By E. CLARK
MARTINEZ, Calif. – For the last couple of years, Martinez Marina has been home to two majestic swans. Sometimes they can be viewed out near the end of the pier being photographed and admired by onlookers. Other times they’ve been known to slip up on the boats docked at the marina, basking for an admiring public.
So when news of the swans’ impending extermination made its way around town, residents were up in arms.
“Everybody at the marina would be a big force behind them not getting exterminated,” said Tim Saey, who’s lived on his boat at the marina for the last four years.
Saey had heard, along with many others, that Martinez City Council was reviewing the possibility of either relocating or exterminating the birds because they were allegedly feeding on eggs of resident geese and ducks.
“I’ve seen seagulls come by and eat hatchlings – that’s just what they do.

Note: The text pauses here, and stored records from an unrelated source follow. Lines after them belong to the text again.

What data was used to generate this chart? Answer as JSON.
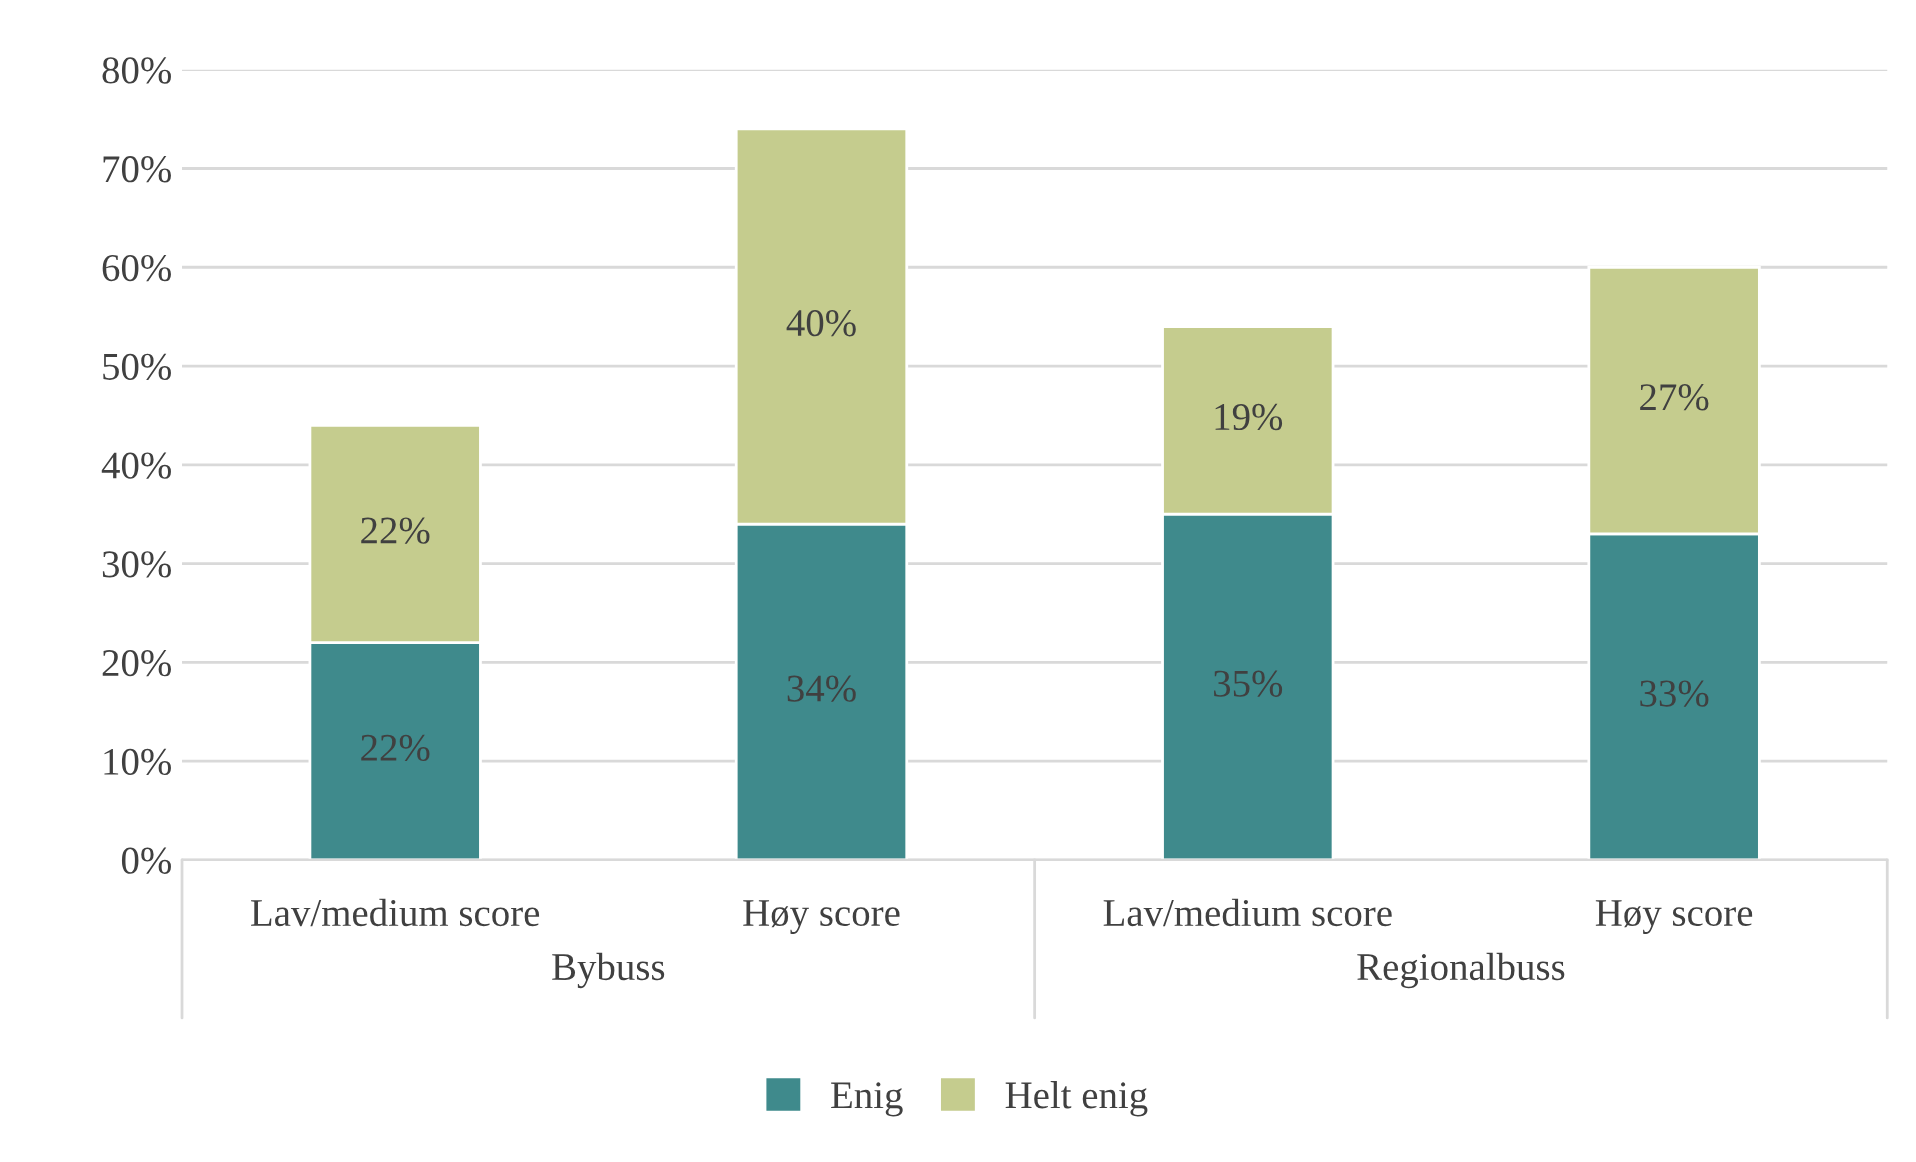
{
  "chart_data": {
    "type": "bar",
    "stacked": true,
    "categories": [
      "Lav/medium score",
      "Høy score",
      "Lav/medium score",
      "Høy score"
    ],
    "series": [
      {
        "name": "Enig",
        "color": "#3f8a8c",
        "values": [
          22,
          34,
          35,
          33
        ],
        "value_labels": [
          "22%",
          "34%",
          "35%",
          "33%"
        ]
      },
      {
        "name": "Helt enig",
        "color": "#c5cc8e",
        "values": [
          22,
          40,
          19,
          27
        ],
        "value_labels": [
          "22%",
          "40%",
          "19%",
          "27%"
        ]
      }
    ],
    "annotations": [
      "Bybuss",
      "Regionalbuss"
    ],
    "grid": "y",
    "legend": "bottom",
    "ylim": [
      0,
      80
    ],
    "yticks": [
      {
        "value": 0,
        "label": "0%"
      },
      {
        "value": 10,
        "label": "10%"
      },
      {
        "value": 20,
        "label": "20%"
      },
      {
        "value": 30,
        "label": "30%"
      },
      {
        "value": 40,
        "label": "40%"
      },
      {
        "value": 50,
        "label": "50%"
      },
      {
        "value": 60,
        "label": "60%"
      },
      {
        "value": 70,
        "label": "70%"
      },
      {
        "value": 80,
        "label": "80%"
      }
    ]
  }
}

But swans are peaceful. All they do is feed on bottom plants,” Saey said.
Harbor Master Olivia Ortega had also heard about the swans’ alleged fate, and said she’d be happy to sign a petition against their relocation or elimination. “They mate for life. They’re a beautiful addition to the marina. I know they’re not native, but they’ve brought along a really nice effect to the marina. I don’t understand why they’d need to be gotten rid of,” Ortega said.
Several other residents contacted the Tribune for more information on the swan situation, but nobody could point to a source. And when the Tribune contacted officials to confirm the veracity of the information, none had any knowledge of the rumor.
“It is amazing what the Martinez rumor mill can come up with. How do people come up with this stuff?” said Mayor Rob Schroder in an email response. “There is absolutely no truth to this rumor. And it should be noted that most of the property on the west side of North Court Street is EBRPD (East Bay Regional Park District) land. [The] City is on the East. I doubt that EBRPD would condone the extermination of any wildlife on their lands.”
Carolyn Jones, public information supervisor for EBRPD, confirmed the mayor’s statement. “[Park staff] haven’t seen swans around, and even if they did, the last thing they’d do is harm them,” Jones said.
The swans, identified as European Mute Swans that likely left a private pond before coming to rest at the marina, first appeared in Martinez around Thanksgiving in 2014. The birds feast on aquatic vegetation and sometimes aquatic animals, but when food sources run short, they’ve been known to take to flooded agricultural fields such as those in the Bay-Delta region.
While it’s unknown if the swans are a mating pair, the conditions at Waterfront Park make for excellent nesting grounds. The species prefers shallow water surrounded by vegetation, and they often live in single pairs close to ducks and gulls. Cygnets, or young swans, have not been spotted alongside the pair.